The net result is that programming and organizational signals which normally dictate and determine prostate development during discrete temporal windows are permanently and irretrievably altered.
Ongoing studies in our laboratory are focused on identifying the developmental genes downstream of androgen and estrogen in the developing prostate. Following estrogenic exposures during development, we have demonstrated decreased expression of the epithelial homeobox genes Hoxb-13 and Nkx3.1, which are critical for normal epithelial cell differentiation which, in part, explains the epithelial differentiation defects observed as the animal ages. In addition, paracrine signaling pathways show lobe-specific responses to estrogenic exposures which result in branching defects in the dorsolateral prostate lobes. Specific pathways delineated to date include sonic hedgehog-patched-gli, Fgf10/FgfR2iiib and Bmp4/Bmp7/Smad and the current data suggest that the estrogenization is initiated through alterations in Fgf10 signaling which results in a cascade of alterations in critical developmental genes.
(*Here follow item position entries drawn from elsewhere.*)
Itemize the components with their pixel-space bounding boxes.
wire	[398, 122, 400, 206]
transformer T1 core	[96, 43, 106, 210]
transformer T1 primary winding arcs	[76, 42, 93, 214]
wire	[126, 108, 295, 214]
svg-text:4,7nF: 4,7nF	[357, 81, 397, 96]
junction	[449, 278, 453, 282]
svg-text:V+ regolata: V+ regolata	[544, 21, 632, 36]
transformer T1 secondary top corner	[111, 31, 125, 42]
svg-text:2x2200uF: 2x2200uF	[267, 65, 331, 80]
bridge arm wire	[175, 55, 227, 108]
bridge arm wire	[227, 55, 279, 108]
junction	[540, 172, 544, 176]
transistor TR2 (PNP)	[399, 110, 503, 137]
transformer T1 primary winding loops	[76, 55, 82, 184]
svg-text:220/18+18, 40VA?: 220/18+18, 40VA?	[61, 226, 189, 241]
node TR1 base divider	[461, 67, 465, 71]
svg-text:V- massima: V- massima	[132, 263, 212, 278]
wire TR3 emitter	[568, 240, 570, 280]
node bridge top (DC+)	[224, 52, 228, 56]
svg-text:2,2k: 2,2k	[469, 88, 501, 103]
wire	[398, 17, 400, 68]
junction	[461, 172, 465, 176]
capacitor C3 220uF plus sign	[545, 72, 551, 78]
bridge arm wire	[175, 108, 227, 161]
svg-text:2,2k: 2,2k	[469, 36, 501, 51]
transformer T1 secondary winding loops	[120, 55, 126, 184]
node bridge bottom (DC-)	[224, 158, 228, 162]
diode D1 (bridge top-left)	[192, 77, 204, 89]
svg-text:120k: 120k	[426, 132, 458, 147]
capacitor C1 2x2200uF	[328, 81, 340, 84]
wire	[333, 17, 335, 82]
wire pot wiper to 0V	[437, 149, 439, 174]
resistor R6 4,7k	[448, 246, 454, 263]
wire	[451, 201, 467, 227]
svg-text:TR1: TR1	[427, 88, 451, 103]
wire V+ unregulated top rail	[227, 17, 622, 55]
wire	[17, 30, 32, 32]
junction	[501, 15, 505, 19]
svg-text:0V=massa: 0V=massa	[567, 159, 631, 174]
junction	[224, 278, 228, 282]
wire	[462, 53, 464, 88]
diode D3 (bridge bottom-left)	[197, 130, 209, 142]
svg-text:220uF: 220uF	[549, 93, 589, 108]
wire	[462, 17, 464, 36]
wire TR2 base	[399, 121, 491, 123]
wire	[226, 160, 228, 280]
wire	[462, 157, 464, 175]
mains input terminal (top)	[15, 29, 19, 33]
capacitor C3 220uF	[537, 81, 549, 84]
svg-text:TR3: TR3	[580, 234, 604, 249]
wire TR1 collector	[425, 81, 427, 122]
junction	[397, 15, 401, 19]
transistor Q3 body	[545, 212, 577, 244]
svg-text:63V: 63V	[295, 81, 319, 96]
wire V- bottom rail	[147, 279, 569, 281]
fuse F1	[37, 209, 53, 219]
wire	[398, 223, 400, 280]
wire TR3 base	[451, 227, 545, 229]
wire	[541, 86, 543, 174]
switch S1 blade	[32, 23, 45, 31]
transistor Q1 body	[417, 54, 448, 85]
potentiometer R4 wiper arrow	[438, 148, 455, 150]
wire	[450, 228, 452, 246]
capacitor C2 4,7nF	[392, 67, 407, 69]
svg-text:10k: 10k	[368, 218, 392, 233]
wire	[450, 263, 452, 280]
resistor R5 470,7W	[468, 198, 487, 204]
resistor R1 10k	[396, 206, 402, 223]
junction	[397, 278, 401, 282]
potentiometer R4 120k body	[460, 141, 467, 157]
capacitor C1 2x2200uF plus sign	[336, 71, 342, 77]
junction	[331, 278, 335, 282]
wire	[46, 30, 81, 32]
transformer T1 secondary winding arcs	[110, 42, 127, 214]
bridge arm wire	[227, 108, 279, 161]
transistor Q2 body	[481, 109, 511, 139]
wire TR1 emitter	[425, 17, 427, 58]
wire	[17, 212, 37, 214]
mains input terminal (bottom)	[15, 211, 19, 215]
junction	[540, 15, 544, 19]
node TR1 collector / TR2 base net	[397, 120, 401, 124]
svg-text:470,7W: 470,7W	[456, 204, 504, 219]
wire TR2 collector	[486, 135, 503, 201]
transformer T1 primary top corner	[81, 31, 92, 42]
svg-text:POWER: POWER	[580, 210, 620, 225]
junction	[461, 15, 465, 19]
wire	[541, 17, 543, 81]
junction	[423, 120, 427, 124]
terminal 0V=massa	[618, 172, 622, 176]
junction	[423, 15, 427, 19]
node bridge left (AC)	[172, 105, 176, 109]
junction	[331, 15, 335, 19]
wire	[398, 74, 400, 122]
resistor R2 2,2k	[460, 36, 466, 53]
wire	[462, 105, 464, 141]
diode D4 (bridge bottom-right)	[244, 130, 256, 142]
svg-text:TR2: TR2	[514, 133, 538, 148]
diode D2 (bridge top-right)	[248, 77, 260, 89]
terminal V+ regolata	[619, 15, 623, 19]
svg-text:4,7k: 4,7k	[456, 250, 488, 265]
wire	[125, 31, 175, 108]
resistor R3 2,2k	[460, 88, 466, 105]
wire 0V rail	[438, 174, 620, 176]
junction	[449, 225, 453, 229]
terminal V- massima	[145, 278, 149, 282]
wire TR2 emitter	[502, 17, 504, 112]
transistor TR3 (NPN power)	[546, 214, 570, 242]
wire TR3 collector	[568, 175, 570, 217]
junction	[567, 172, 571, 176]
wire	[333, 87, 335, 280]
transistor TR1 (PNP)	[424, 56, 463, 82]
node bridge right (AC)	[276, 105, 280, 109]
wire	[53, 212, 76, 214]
In summary, these alterations in morphoregulatory gene expression lead to growth retardation, differentiation aberrations and predisposure to adult-onset PIN as summarized in the schematic at right.
Two related projects in our laboratory on the developmental estrogenization pathway concentrate on 1) gene methylation patterns that are imprinted by early exposures to both natural and environmental that may help to explain the molecular basis for permanent alterations in gene expression, and 2) oxidative stress pathways that are initiated in response to estrogenic imprints which in turn lead to prostatic dysplasia with aging.
This work serves as a model for what might be expected to occur in the prostate gland's of sons of DES-exposed mothers as well as toxicologic exposure to environmental and dietary estrogens which is a major problem now confronting the scientific and medical community.